Foreigners have been beguiled by the city ever since Hernán Cortés and his conquistadors arrived in the ancient Aztec capital of Tenochtitlán, the site on which the modern city now stands. An Austrian emperor, installed by Napoleon III of France, ruled briefly here, DH Lawrence found inspiration for his novel The Plumed Serpent, Hollywood royalty hopped down from LA, and the Beat generation sought escape (from crimes, from mainstream America) and self-destructive transcendence.

lg325 John Ross is mentioned here. I have never heard of him. You might have though.

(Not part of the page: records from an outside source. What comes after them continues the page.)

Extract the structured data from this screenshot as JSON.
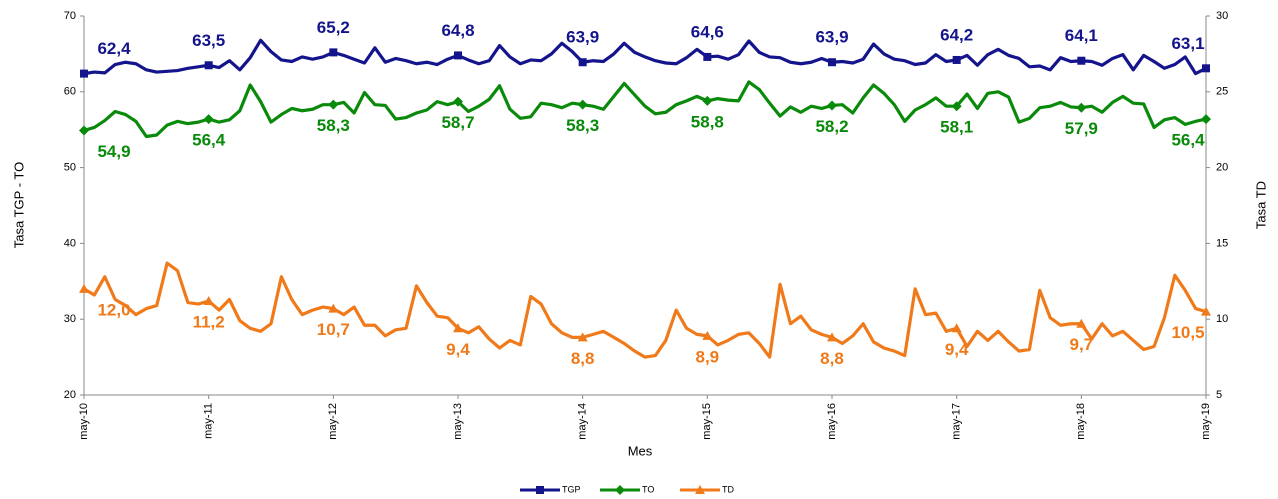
{
  "chart_data": {
    "type": "line",
    "x_label": "Mes",
    "y_label": "Tasa TGP - TO",
    "y2_label": "Tasa TD",
    "categories": [
      "may-10",
      null,
      null,
      null,
      null,
      null,
      null,
      null,
      null,
      null,
      null,
      null,
      "may-11",
      null,
      null,
      null,
      null,
      null,
      null,
      null,
      null,
      null,
      null,
      null,
      "may-12",
      null,
      null,
      null,
      null,
      null,
      null,
      null,
      null,
      null,
      null,
      null,
      "may-13",
      null,
      null,
      null,
      null,
      null,
      null,
      null,
      null,
      null,
      null,
      null,
      "may-14",
      null,
      null,
      null,
      null,
      null,
      null,
      null,
      null,
      null,
      null,
      null,
      "may-15",
      null,
      null,
      null,
      null,
      null,
      null,
      null,
      null,
      null,
      null,
      null,
      "may-16",
      null,
      null,
      null,
      null,
      null,
      null,
      null,
      null,
      null,
      null,
      null,
      "may-17",
      null,
      null,
      null,
      null,
      null,
      null,
      null,
      null,
      null,
      null,
      null,
      "may-18",
      null,
      null,
      null,
      null,
      null,
      null,
      null,
      null,
      null,
      null,
      null,
      "may-19"
    ],
    "ylim": [
      20,
      70
    ],
    "yticks": [
      20,
      30,
      40,
      50,
      60,
      70
    ],
    "y2lim": [
      5,
      30
    ],
    "y2ticks": [
      5,
      10,
      15,
      20,
      25,
      30
    ],
    "grid": false,
    "legend": "bottom",
    "series": [
      {
        "name": "TGP",
        "color": "#14148c",
        "marker": "square",
        "values": [
          62.4,
          62.6,
          62.5,
          63.6,
          63.9,
          63.7,
          62.9,
          62.6,
          62.7,
          62.8,
          63.1,
          63.3,
          63.5,
          63.2,
          64.1,
          62.9,
          64.5,
          66.8,
          65.3,
          64.2,
          64.0,
          64.6,
          64.3,
          64.6,
          65.2,
          64.8,
          64.3,
          63.8,
          65.8,
          63.9,
          64.4,
          64.1,
          63.7,
          63.9,
          63.6,
          64.3,
          64.8,
          64.2,
          63.7,
          64.1,
          66.1,
          64.6,
          63.7,
          64.2,
          64.1,
          65.0,
          66.4,
          65.3,
          63.9,
          64.1,
          64.0,
          65.0,
          66.4,
          65.2,
          64.6,
          64.1,
          63.8,
          63.7,
          64.5,
          65.6,
          64.6,
          64.7,
          64.3,
          64.9,
          66.7,
          65.2,
          64.6,
          64.5,
          63.9,
          63.7,
          63.9,
          64.4,
          63.9,
          64.0,
          63.8,
          64.3,
          66.3,
          65.0,
          64.3,
          64.1,
          63.6,
          63.8,
          64.9,
          64.0,
          64.2,
          64.8,
          63.5,
          64.9,
          65.6,
          64.8,
          64.4,
          63.3,
          63.4,
          62.9,
          64.5,
          64.0,
          64.1,
          64.0,
          63.5,
          64.4,
          64.9,
          62.9,
          64.8,
          64.0,
          63.1,
          63.6,
          64.6,
          62.4,
          63.1
        ],
        "value_labels": [
          "62,4",
          null,
          null,
          null,
          null,
          null,
          null,
          null,
          null,
          null,
          null,
          null,
          "63,5",
          null,
          null,
          null,
          null,
          null,
          null,
          null,
          null,
          null,
          null,
          null,
          "65,2",
          null,
          null,
          null,
          null,
          null,
          null,
          null,
          null,
          null,
          null,
          null,
          "64,8",
          null,
          null,
          null,
          null,
          null,
          null,
          null,
          null,
          null,
          null,
          null,
          "63,9",
          null,
          null,
          null,
          null,
          null,
          null,
          null,
          null,
          null,
          null,
          null,
          "64,6",
          null,
          null,
          null,
          null,
          null,
          null,
          null,
          null,
          null,
          null,
          null,
          "63,9",
          null,
          null,
          null,
          null,
          null,
          null,
          null,
          null,
          null,
          null,
          null,
          "64,2",
          null,
          null,
          null,
          null,
          null,
          null,
          null,
          null,
          null,
          null,
          null,
          "64,1",
          null,
          null,
          null,
          null,
          null,
          null,
          null,
          null,
          null,
          null,
          null,
          "63,1"
        ]
      },
      {
        "name": "TO",
        "color": "#0a8a0a",
        "marker": "diamond",
        "values": [
          54.9,
          55.3,
          56.2,
          57.4,
          57.0,
          56.1,
          54.1,
          54.3,
          55.6,
          56.1,
          55.8,
          56.0,
          56.4,
          56.0,
          56.3,
          57.5,
          60.9,
          58.7,
          56.0,
          57.0,
          57.8,
          57.5,
          57.7,
          58.3,
          58.3,
          58.6,
          57.2,
          59.9,
          58.3,
          58.2,
          56.4,
          56.6,
          57.2,
          57.6,
          58.7,
          58.3,
          58.7,
          57.4,
          58.1,
          59.0,
          60.8,
          57.7,
          56.5,
          56.7,
          58.5,
          58.3,
          57.9,
          58.5,
          58.3,
          58.1,
          57.7,
          59.4,
          61.1,
          59.6,
          58.1,
          57.1,
          57.3,
          58.3,
          58.8,
          59.4,
          58.8,
          59.1,
          58.9,
          58.8,
          61.3,
          60.3,
          58.5,
          56.8,
          58.0,
          57.3,
          58.1,
          57.8,
          58.2,
          58.3,
          57.2,
          59.2,
          60.9,
          59.8,
          58.3,
          56.1,
          57.6,
          58.3,
          59.2,
          58.1,
          58.1,
          59.7,
          57.8,
          59.8,
          60.0,
          59.3,
          56.0,
          56.5,
          57.9,
          58.1,
          58.6,
          58.0,
          57.9,
          58.1,
          57.3,
          58.6,
          59.4,
          58.5,
          58.4,
          55.3,
          56.3,
          56.6,
          55.7,
          56.1,
          56.4
        ],
        "value_labels": [
          "54,9",
          null,
          null,
          null,
          null,
          null,
          null,
          null,
          null,
          null,
          null,
          null,
          "56,4",
          null,
          null,
          null,
          null,
          null,
          null,
          null,
          null,
          null,
          null,
          null,
          "58,3",
          null,
          null,
          null,
          null,
          null,
          null,
          null,
          null,
          null,
          null,
          null,
          "58,7",
          null,
          null,
          null,
          null,
          null,
          null,
          null,
          null,
          null,
          null,
          null,
          "58,3",
          null,
          null,
          null,
          null,
          null,
          null,
          null,
          null,
          null,
          null,
          null,
          "58,8",
          null,
          null,
          null,
          null,
          null,
          null,
          null,
          null,
          null,
          null,
          null,
          "58,2",
          null,
          null,
          null,
          null,
          null,
          null,
          null,
          null,
          null,
          null,
          null,
          "58,1",
          null,
          null,
          null,
          null,
          null,
          null,
          null,
          null,
          null,
          null,
          null,
          "57,9",
          null,
          null,
          null,
          null,
          null,
          null,
          null,
          null,
          null,
          null,
          null,
          "56,4"
        ]
      },
      {
        "name": "TD",
        "color": "#f07a1a",
        "marker": "triangle",
        "axis": "y2",
        "values": [
          12.0,
          11.6,
          12.8,
          11.3,
          10.9,
          10.3,
          10.7,
          10.9,
          13.7,
          13.2,
          11.1,
          11.0,
          11.2,
          10.6,
          11.3,
          9.9,
          9.4,
          9.2,
          9.7,
          12.8,
          11.3,
          10.3,
          10.6,
          10.8,
          10.7,
          10.3,
          10.8,
          9.6,
          9.6,
          8.9,
          9.3,
          9.4,
          12.2,
          11.1,
          10.2,
          10.1,
          9.4,
          9.1,
          9.5,
          8.7,
          8.1,
          8.6,
          8.3,
          11.5,
          11.0,
          9.7,
          9.1,
          8.8,
          8.8,
          9.0,
          9.2,
          8.8,
          8.4,
          7.9,
          7.5,
          7.6,
          8.6,
          10.6,
          9.4,
          9.0,
          8.9,
          8.3,
          8.6,
          9.0,
          9.1,
          8.4,
          7.5,
          12.3,
          9.7,
          10.2,
          9.3,
          9.0,
          8.8,
          8.4,
          8.9,
          9.7,
          8.5,
          8.1,
          7.9,
          7.6,
          12.0,
          10.3,
          10.4,
          9.2,
          9.4,
          8.2,
          9.2,
          8.6,
          9.2,
          8.5,
          7.9,
          8.0,
          11.9,
          10.1,
          9.6,
          9.7,
          9.7,
          8.7,
          9.7,
          8.9,
          9.2,
          8.6,
          8.0,
          8.2,
          10.1,
          12.9,
          11.9,
          10.7,
          10.5
        ],
        "value_labels": [
          "12,0",
          null,
          null,
          null,
          null,
          null,
          null,
          null,
          null,
          null,
          null,
          null,
          "11,2",
          null,
          null,
          null,
          null,
          null,
          null,
          null,
          null,
          null,
          null,
          null,
          "10,7",
          null,
          null,
          null,
          null,
          null,
          null,
          null,
          null,
          null,
          null,
          null,
          "9,4",
          null,
          null,
          null,
          null,
          null,
          null,
          null,
          null,
          null,
          null,
          null,
          "8,8",
          null,
          null,
          null,
          null,
          null,
          null,
          null,
          null,
          null,
          null,
          null,
          "8,9",
          null,
          null,
          null,
          null,
          null,
          null,
          null,
          null,
          null,
          null,
          null,
          "8,8",
          null,
          null,
          null,
          null,
          null,
          null,
          null,
          null,
          null,
          null,
          null,
          "9,4",
          null,
          null,
          null,
          null,
          null,
          null,
          null,
          null,
          null,
          null,
          null,
          "9,7",
          null,
          null,
          null,
          null,
          null,
          null,
          null,
          null,
          null,
          null,
          null,
          "10,5"
        ]
      }
    ]
  }
}
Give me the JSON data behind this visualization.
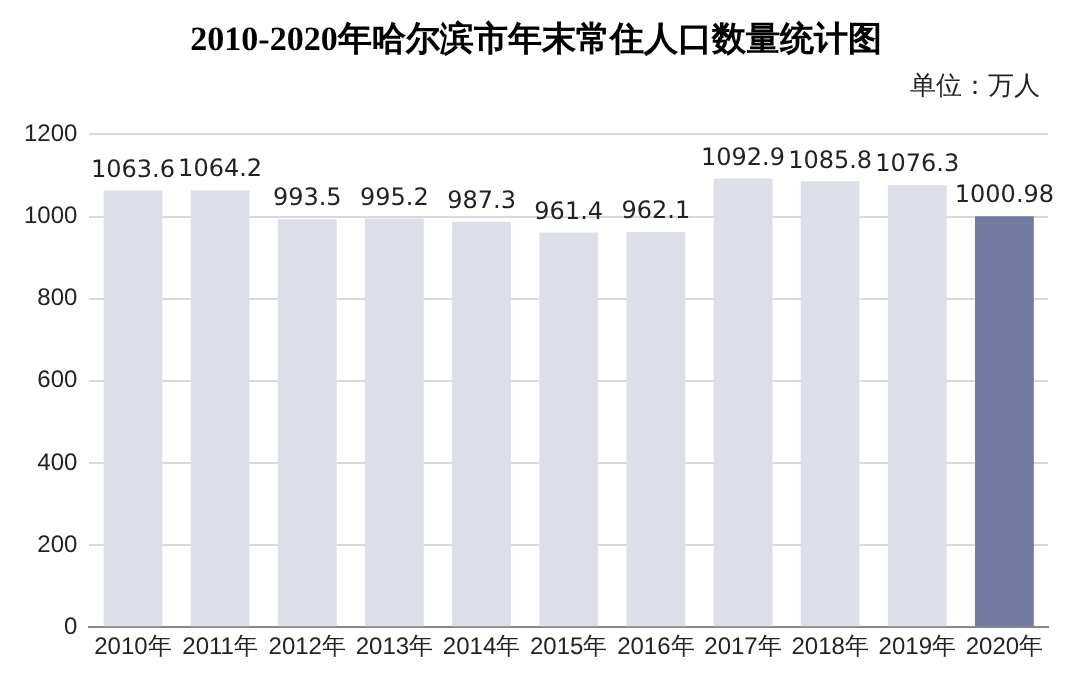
{
  "chart_data": {
    "type": "bar",
    "title": "2010-2020年哈尔滨市年末常住人口数量统计图",
    "annotations": [
      "单位：万人"
    ],
    "categories": [
      "2010年",
      "2011年",
      "2012年",
      "2013年",
      "2014年",
      "2015年",
      "2016年",
      "2017年",
      "2018年",
      "2019年",
      "2020年"
    ],
    "values": [
      1063.6,
      1064.2,
      993.5,
      995.2,
      987.3,
      961.4,
      962.1,
      1092.9,
      1085.8,
      1076.3,
      1000.98
    ],
    "colors": [
      "#dcdfe8",
      "#dcdfe8",
      "#dcdfe8",
      "#dcdfe8",
      "#dcdfe8",
      "#dcdfe8",
      "#dcdfe8",
      "#dcdfe8",
      "#dcdfe8",
      "#dcdfe8",
      "#737ba0"
    ],
    "ylim": [
      0,
      1200
    ],
    "yticks": [
      0,
      200,
      400,
      600,
      800,
      1000,
      1200
    ],
    "grid": "y",
    "data_labels": true,
    "legend": false
  }
}
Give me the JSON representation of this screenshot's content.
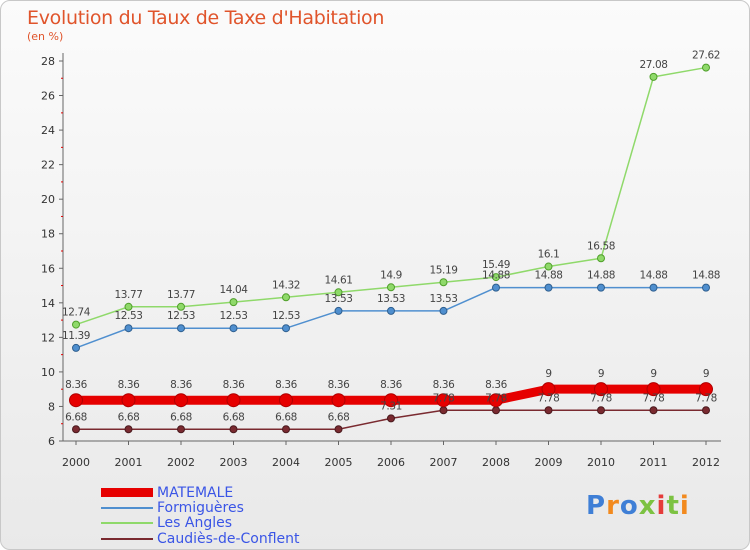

We should do that with our cities because we can. Make our own virtual tour of whereever.
 
There was quite a 'virtual tour' of Juarez in "Sicario". Not a nice place to visit and 'living' there is a 'virtual' oxymoron.
 
Well done article. John Ross was if not a card carrying but close to a communist as your going to find. He was an activist, hung out in the Mission District of San Francisco. I do not agree with his politics but he did from what I gather had a real concern for the poor and those treated unjustly . I am not sure if those like him ever had a real positive effect on society except for there writings. Booze was his downfall. His books and poetry should not be forgotten but kept and maybe learn from. He was a part of Mexico City as much as San Francisco.
 
Well done article. John Ross was if not a card carrying but close to a communist as your going to find. He was an activist, hung out in the Mission District of San Francisco. I do not agree with his politics but he did from what I gather had a real concern for the poor and those treated unjustly . I am not sure if those like him ever had a real positive effect on society except for there writings. Booze was his downfall. His books and poetry should not be forgotten but kept and maybe learn from. He was a part of Mexico City as much as San Francisco.

I have never heard of him. But, it would not surprise me about his politics. I don't care about their politics back then. Most of the Beat Generation has passed on. Those cats born in the 1920s and 1930s were hellraisers.
 
I posted a poem of his over at beat generation thread. Yes those folks were self destructive. I have spent time just trying to understand those types . Mexico city seems to attract those types from around the world.
 
I posted a poem of his over at beat generation thread. Yes those folks were self destructive. I have spent time just trying to understand those types . Mexico city seems to attract those types
from around the world.

Most of them are now. I think in order to become really famous you have to be an addict (gambling-James Joyce, opium-John Keats) or have significant mental health issues (Edgar Allen Poe, Sylvia Plath). They are all tragic figures, innit? Mexico City has always collected creative folks. The US did too in certain areas.